Panther 6 ... 1976-77
This one actually made it into production. Yes. They made two. The Panther 6 however does deserve some credit… it was actually a pretty decent automobile. Its British manufacturers claimed it could crack the 200mph barrier (320km/h) and given its 600bhp twin-turbo 8.0-litre V8, that was entirely possible. Incidentally, the car also came with such futuristic gizmos as a phone and a TV. All as standard.
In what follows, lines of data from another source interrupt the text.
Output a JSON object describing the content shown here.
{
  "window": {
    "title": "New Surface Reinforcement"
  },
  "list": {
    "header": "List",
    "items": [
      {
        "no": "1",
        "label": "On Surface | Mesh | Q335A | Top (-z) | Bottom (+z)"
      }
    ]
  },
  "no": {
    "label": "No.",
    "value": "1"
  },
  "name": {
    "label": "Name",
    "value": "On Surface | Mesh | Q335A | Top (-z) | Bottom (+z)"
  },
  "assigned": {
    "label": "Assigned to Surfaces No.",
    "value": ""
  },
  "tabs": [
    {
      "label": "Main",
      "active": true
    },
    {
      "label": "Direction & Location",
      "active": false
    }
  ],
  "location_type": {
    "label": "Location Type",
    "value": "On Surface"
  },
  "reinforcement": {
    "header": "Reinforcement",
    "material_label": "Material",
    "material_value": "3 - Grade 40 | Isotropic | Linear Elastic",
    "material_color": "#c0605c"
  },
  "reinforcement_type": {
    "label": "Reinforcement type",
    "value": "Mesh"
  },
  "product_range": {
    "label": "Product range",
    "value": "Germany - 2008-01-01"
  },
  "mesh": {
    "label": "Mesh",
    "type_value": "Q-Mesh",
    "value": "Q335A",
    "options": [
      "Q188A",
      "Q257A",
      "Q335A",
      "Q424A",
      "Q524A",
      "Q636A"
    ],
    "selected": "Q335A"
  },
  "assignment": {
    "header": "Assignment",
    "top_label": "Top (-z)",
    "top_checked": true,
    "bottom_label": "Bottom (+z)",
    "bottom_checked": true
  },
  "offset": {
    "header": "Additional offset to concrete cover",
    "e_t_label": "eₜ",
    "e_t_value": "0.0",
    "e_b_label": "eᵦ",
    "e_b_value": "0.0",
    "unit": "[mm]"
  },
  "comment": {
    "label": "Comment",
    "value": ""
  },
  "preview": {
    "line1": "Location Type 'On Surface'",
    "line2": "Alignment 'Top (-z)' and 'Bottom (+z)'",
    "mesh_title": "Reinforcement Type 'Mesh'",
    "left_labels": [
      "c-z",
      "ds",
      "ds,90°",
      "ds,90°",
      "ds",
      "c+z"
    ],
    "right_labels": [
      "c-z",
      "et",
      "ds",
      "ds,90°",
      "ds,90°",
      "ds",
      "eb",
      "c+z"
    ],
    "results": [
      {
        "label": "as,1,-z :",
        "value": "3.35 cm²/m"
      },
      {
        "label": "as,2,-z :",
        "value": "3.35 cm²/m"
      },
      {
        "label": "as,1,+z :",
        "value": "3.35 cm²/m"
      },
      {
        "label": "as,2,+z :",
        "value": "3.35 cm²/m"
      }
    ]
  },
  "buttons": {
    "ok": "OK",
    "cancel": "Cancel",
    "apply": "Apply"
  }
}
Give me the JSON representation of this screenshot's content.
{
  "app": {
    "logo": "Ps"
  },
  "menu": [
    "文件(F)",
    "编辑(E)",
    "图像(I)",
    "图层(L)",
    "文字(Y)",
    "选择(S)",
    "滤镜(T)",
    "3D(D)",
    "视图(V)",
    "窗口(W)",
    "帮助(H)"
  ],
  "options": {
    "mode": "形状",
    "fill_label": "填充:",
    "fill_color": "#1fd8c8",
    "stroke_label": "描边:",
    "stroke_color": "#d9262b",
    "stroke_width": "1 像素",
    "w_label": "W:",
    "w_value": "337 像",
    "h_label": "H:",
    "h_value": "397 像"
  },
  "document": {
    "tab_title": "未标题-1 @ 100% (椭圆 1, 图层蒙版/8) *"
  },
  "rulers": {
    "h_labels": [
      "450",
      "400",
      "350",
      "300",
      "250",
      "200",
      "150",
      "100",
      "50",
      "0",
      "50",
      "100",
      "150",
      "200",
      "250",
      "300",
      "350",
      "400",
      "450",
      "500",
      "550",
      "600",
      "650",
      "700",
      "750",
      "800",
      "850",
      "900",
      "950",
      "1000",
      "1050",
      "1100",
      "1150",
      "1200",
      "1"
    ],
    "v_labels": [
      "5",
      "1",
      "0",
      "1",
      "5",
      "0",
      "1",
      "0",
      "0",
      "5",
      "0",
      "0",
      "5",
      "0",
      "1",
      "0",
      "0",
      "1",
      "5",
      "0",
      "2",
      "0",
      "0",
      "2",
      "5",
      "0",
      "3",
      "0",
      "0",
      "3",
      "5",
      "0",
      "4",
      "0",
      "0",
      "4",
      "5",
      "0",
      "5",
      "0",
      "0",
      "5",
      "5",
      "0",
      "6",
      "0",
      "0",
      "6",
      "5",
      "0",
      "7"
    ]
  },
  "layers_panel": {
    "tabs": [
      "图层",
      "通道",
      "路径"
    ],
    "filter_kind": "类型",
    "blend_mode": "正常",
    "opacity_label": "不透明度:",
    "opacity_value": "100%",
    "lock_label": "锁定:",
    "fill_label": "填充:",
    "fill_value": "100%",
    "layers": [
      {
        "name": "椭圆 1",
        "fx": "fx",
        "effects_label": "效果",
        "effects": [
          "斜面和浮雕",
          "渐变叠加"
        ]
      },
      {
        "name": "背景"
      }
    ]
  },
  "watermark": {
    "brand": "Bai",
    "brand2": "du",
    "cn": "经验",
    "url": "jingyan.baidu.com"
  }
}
Citroën Cruise Crossser ... 2007
Swiss car designer Franco Sbarro thinks so far out the box that he and the box are pretty much in different postal codes. Which is why Citroen asked him to whip up a little something special based on their production C-Crosser SUV. What he came up with is a six-wheeled hybrid with a conventional diesel engine supplemented by an electric motor. Yes. Not Frankie’s finest hour.
Trekol 39294 ... 2012
Also known as the Amazing Floating Car, this Russian-made monster is, in fact, genuinely amazeballs. When they say it can go anywhere, they mean anywhere… even water. Thanks to its huge tubeless tyres and lightweight polystyrene-sandwiched-by-fibreglass body, this 6x6 is not only road legal, capable of withstanding temperatures from -60 to +60, but it has the ability to traverse water at a stately 10km/h.